Refracted Input

Clare O’Farrell’s blog on books, TV, films, Michel Foucault, universities etc. etc.

“A relationship of violence acts upon a body or upon things; it forces, it bends, it breaks on the wheel, it destroys, or it closes the door on all possibilities. Its opposite pole can only be passivity, and if it comes up against any resistance, it has no other option but to try to minimize it. On the other hand, a power relationship can only be articulated on the basis of two elements which are each indispensable if it is really to be a power relationship: that “the other” (the one over whom power is exercised) be thoroughly recognized and maintained to the very end as a person who acts; and that, faced with a relationship of power, a whole field of responses, reactions, results, and possible inventions may open up.

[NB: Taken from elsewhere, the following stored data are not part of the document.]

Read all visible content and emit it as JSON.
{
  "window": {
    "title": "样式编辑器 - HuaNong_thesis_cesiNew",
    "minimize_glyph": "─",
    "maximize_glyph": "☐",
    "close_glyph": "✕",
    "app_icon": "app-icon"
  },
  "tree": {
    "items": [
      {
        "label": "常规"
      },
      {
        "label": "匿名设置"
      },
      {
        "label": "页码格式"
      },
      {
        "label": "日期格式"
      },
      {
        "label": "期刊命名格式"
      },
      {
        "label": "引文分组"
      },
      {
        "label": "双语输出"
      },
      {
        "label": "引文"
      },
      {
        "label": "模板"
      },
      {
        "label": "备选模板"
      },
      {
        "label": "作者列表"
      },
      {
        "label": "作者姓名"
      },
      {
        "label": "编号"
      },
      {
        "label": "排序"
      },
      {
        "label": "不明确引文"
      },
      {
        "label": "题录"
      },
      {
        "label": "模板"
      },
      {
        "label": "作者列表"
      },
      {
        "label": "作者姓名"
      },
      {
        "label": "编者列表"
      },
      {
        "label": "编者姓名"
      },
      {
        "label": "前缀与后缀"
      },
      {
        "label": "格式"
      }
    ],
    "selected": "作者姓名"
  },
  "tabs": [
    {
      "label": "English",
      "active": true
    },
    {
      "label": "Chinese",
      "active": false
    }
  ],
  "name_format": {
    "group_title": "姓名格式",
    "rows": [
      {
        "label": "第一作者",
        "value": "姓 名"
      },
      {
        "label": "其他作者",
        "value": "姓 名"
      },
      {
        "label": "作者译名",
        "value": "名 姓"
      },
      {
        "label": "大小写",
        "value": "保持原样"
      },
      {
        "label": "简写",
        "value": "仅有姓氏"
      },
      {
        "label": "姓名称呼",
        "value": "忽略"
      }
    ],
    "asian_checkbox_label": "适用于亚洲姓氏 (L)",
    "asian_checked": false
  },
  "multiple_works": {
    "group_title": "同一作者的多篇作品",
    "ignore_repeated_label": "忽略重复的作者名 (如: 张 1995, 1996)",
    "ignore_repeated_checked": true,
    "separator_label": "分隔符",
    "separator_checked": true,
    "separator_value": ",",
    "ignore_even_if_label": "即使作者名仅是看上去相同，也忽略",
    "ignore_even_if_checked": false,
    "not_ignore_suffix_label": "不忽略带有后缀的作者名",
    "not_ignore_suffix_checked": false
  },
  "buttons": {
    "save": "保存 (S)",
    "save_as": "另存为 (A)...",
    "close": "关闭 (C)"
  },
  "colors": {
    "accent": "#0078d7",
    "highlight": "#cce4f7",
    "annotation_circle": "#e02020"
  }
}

Obviously the bringing into play of power relations does not exclude the use of violence any more than it does the obtaining of consent; no doubt the exercise of power can never do without one or the other, often both at the same time. But even though consensus and violence are the instruments or the results, they do not constitute the principle or the basic nature of power. The exercise of power can produce as much acceptance as may be wished for: it can pile up the dead and shelter itself behind whatever threats it can imagine. In itself the exercise of power is not violence; nor is it a consent which, implicitly, is renewable. It is a total structure of actions brought to bear upon possible actions; it incites, it induces, it seduces, it makes easier or more difficult; in the extreme it constrains or forbids absolutely; it is nevertheless always a way of acting upon an acting subject or acting subjects by virtue of their acting or being capable of action. A set of actions upon other actions.”

Michel Foucault, (2000) [1981] ‘The Subject and Power’. In J. Faubion (ed.). Tr. Robert Hurley and others. Power The Essential Works of Michel Foucault 1954-1984. Volume Three. New York: New Press, p. 340-1

Random thoughts in response

As Frédéric Gros point out in his useful article Foucault – philosopher of violence? (2012), Foucault has little to say directly on violence per se. The above quotation is perhaps one of his most extended discussions on the topic. Earlier in a 1973 lecture after working through the notion, but not coming to an entirely satisfactory conclusion, he defines ‘violence [as] the physical exercise of a completely unbalanced force’.[1] In the more refined argument he produces in ‘The Subject and Power’. Foucault argues that when violence is exerted it is no longer a power relation. Power relies on people willingly and freely agreeing to modify their behaviour (even if under extreme duress and threat). Power is about changing people’s actions – which is different from the simple act of destroying and exerting physical force on their bodies. Violence can certainly be used as an instrument of power to threaten people and the result of power can be violence, but the exercise of power is not in itself violence, just as power is not equivalent to knowledge.

Making this distinction can lead to interesting ways of conducting a nuanced discussion of the tensions between power and violence. One might discuss, for instance, how different people choose to respond in differing ways to acts of physical force. When violence is exercised the victim has no choice. In the exercise of power both sides have choices – even if these are restricted.

One could perhaps argue that the difference between power and violence is the issue of choice on both sides of the equation.

[1] Michel Foucault, Psychiatric Power: Lectures at the Collège de France 1973-1975. Edited by Jacques Lagrange. Translated by Graham Burchell (New York: Palgrave Macmillan, 2006), p. 14

With thanks to Steven Ogden for provoking these thoughts.